Il resta quelques instants debout à côté d’elle, la dominant de toute sa hauteur ; mais il était maladroit, hésitant, nullement menaçant.
« Je pourrais vous trouver des travaux à faire, reprit-il. De la relecture, ce genre de chose. Ça vous intéresse ?
— Non. Merci, mais non.
— C’est extrêmement bien payé.
— Je n’aurais pas le temps. Gordon, je vous en prie. Je voudrais aller me coucher. Il est temps de nous dire bonsoir maintenant.
— Alice… ? » Il se pencha à nouveau sur elle et, glissant une main dans son cou, essaya de lever son visage vers lui.
« Non ! Je regrette ! » Elle le repoussa violemment. Elle se sentait presque soulagée qu’il ait enfin tenté quelque chose de concret. Elle écarta sa main et se leva. « Pas de ça, Gordon. Et je ne plaisante pas. »
Il ne parut pas trop déçu par sa réaction. Il resta planté à côté de la chaise qu’elle venait de quitter et se pencha pour reprendre la cigarette qu’il avait laissée se consumer sur la table. Il tira une bouffée ; le papier avait brûlé irrégulièrement dans la soucoupe, et une flamme surgit. Un morceau de cendre tomba sur le tapis. Il la regarda quelques instants sans prononcer un mot puis haussa les épaules.

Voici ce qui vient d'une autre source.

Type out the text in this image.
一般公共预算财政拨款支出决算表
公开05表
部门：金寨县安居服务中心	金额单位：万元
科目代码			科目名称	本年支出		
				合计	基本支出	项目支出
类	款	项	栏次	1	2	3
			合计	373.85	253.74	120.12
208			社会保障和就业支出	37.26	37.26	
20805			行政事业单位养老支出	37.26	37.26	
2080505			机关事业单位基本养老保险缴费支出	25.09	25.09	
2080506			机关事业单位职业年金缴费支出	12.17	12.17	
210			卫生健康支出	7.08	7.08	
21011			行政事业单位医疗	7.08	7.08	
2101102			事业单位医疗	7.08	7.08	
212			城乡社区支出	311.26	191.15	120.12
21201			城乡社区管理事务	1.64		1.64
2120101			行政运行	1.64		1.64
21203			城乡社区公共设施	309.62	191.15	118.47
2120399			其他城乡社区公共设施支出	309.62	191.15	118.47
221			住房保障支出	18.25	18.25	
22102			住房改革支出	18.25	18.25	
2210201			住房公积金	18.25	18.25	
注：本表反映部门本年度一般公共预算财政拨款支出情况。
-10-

Après cela, il s’en alla très vite. Il s’excusa avec brusquerie de l’avoir embarrassée, puis manqua la marche sur le seuil de la porte d’entrée en s’efforçant de tirer le meilleur parti d’une sortie qui manquait décidément de dignité. Toute autre qu’Alice en aurait ressenti de la pitié, mais elle en avait assez de lui, assez !
Elle attendit jusqu’à ce qu’elle entende sa voiture s’éloigner, puis referma la porte et la verrouilla. Ensuite, elle entassa la vaisselle sale sur la paillasse dans l’intention de s’en occuper dès son lever, le lendemain matin. Elle laissa tremper les assiettes et les casseroles, puis remplit le plat du chat.
En haut, il n’y avait pas de lumière sous la porte de Lizzie. Elle prit un bain rapide (et tiède, car elle avait oublié d’allumer le cumulus), elle alla se coucher et éteignit aussitôt la lumière.
Elle n’aurait jamais dû boire de café si tard dans la soirée. Elle resta allongée dans le noir, dopée par la caféine. Ses pensées tournaient en rond. Bourses de l’Union européenne, radioactivité, Tom qui arrivait le lendemain, Stonehenge et Avebury, un nouvel angle d’attaque pour son livre sur Eleanor, les photos de Lizzie, les avances maladroites de Gordon, quinze mille livres sterling…
Une heure plus tard, elle ne dormait toujours pas ; elle entendit se balancer l’abattant de la chatière. Quelques instants plus tard, Jimmy sauta doucement sur le lit à côté d’elle. Il se mit à ronronner, et s’aménagea une place au creux de ses jambes. Il sentait la pâtée pour chats.